Behavior for batch building strategies.

A strategy decides how to allocate the token budget between decode tokens (generation) and prefill chunks each tick.

Built-in Strategies

LlamaCppEx.Server.Strategy.DecodeMaximal - Decode tokens first, prefill fills remaining budget. Best for interactive use (lowest generation latency). Default.
LlamaCppEx.Server.Strategy.PrefillPriority - Prefill chunks first, decode fills remaining budget. Best for batch processing (highest throughput).
LlamaCppEx.Server.Strategy.Balanced - Equal budget split between decode and prefill. Fair under mixed workloads.

Custom Strategies

Implement the build_batch/4 callback:

defmodule MyStrategy do
  @behaviour LlamaCppEx.Server.BatchStrategy

  @impl true
  def build_batch(slots, budget, chunk_size, opts) do
    # Return {entries, updated_slots}
  end
end

Summary

Types

entry()

Callbacks

build_batch(slots, budget, chunk_size, opts)

Build a batch of entries from the current slot state.

Types

entry()

@type entry() ::
  {token_id :: integer(), pos :: integer(), seq_id :: integer(),
   logits :: boolean()}

Callbacks

build_batch(slots, budget, chunk_size, opts)

@callback build_batch(
  slots :: %{required(non_neg_integer()) => map()},
  budget :: pos_integer(),
  chunk_size :: pos_integer(),
  opts :: keyword()
) ::
  {entries :: [entry()],
   updated_slots :: %{required(non_neg_integer()) => map()}}

Build a batch of entries from the current slot state.
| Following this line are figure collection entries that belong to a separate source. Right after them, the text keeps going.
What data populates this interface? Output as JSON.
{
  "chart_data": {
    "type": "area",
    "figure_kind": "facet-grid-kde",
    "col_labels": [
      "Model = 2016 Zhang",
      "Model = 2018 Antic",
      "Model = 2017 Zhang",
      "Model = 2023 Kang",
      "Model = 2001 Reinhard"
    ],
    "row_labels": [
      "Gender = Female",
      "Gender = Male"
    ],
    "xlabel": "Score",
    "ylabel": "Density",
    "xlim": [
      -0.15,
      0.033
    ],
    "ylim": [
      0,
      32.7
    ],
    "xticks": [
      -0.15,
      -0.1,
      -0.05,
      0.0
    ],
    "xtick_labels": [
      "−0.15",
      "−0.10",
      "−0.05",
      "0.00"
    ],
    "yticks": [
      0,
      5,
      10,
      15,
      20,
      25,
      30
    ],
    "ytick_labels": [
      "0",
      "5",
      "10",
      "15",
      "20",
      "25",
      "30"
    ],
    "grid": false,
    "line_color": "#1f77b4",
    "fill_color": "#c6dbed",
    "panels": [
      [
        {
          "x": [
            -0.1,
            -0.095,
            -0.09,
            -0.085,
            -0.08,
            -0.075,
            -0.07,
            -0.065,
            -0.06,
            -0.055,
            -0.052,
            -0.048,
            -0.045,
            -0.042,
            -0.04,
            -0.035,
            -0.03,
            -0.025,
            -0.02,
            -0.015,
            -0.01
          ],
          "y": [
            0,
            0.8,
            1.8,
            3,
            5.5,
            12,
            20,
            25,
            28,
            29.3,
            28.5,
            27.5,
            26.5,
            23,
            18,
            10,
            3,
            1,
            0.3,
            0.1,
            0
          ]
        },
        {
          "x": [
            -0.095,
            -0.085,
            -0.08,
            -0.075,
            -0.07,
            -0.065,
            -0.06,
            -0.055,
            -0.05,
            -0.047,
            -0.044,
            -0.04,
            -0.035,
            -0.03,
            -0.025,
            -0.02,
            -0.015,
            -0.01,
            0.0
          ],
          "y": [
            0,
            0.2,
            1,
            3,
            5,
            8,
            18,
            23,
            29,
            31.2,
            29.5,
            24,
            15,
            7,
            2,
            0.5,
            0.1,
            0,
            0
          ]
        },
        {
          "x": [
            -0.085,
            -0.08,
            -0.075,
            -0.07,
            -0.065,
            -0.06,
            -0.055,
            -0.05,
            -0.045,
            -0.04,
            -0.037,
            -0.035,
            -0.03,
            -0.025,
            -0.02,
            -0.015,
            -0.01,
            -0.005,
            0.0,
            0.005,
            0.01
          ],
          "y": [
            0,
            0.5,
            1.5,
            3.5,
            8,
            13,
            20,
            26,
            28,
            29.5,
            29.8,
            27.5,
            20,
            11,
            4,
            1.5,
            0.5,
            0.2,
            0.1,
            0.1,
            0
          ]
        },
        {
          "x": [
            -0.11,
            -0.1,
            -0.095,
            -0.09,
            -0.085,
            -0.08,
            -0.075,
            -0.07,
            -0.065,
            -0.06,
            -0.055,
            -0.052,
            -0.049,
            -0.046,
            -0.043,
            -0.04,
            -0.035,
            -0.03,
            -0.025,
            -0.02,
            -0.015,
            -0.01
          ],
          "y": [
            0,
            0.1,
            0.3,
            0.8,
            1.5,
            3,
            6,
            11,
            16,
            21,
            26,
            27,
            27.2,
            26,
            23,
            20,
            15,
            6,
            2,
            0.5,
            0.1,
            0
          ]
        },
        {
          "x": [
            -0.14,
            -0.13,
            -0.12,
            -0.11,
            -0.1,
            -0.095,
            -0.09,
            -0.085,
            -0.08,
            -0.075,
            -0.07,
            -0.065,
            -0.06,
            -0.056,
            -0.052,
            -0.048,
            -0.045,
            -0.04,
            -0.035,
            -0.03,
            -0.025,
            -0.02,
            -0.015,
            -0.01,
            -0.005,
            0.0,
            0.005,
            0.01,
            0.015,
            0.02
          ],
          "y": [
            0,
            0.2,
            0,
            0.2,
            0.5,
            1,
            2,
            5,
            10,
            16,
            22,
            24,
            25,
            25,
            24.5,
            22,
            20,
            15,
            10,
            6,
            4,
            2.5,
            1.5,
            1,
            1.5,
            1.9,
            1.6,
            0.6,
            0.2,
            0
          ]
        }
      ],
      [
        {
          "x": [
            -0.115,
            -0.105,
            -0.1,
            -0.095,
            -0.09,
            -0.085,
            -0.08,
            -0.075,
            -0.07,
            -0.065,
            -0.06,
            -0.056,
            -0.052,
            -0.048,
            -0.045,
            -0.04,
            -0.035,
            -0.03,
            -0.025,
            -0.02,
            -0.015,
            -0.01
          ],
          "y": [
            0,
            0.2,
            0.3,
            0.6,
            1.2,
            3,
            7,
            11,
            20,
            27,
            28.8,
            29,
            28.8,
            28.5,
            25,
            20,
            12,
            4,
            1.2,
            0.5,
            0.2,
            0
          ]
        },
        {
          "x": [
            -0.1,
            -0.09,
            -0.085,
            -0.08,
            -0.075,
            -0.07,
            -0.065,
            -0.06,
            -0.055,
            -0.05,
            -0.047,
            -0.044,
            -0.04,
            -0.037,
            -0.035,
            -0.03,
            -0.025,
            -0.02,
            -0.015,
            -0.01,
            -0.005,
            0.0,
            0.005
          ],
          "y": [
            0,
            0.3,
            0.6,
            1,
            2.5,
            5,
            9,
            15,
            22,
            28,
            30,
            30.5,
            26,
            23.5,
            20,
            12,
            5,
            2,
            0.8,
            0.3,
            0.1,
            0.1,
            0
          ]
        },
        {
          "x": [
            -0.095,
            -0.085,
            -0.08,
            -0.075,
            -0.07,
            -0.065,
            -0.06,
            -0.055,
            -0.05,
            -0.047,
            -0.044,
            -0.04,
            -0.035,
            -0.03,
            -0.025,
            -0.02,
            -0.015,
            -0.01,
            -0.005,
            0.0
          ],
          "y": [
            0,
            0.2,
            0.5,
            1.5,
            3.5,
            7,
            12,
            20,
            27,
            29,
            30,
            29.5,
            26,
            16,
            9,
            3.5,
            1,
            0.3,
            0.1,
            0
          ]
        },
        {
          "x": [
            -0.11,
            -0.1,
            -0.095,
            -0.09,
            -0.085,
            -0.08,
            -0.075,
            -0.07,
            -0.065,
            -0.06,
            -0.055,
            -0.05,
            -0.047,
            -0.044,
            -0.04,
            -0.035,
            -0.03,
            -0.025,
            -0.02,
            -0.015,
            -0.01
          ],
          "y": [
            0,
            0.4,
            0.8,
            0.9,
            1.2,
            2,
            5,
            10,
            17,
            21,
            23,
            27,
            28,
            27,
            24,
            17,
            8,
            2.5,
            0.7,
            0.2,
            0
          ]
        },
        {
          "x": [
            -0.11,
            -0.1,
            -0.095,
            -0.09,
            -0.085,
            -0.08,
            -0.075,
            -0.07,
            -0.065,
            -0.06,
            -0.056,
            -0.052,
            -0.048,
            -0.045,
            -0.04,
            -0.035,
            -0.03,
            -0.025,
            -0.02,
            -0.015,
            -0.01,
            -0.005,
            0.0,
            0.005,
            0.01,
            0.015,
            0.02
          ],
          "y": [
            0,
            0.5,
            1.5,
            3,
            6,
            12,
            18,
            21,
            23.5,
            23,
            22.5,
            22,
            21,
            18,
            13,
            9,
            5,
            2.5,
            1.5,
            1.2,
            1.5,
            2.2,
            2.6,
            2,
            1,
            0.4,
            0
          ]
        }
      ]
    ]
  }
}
Returns {entries, updated_slots} where entries is a list of {token_id, pos, seq_id, logits} tuples in forward order (will be reversed by the caller).

Parameters

slots - Map of seq_id to slot state maps.
budget - Maximum tokens allowed in this batch (n_batch).
chunk_size - Maximum prefill tokens per slot per tick.
opts - Additional context:
- :queue_depth - Number of requests waiting for a slot.
- :model_ref - Model reference for detokenization.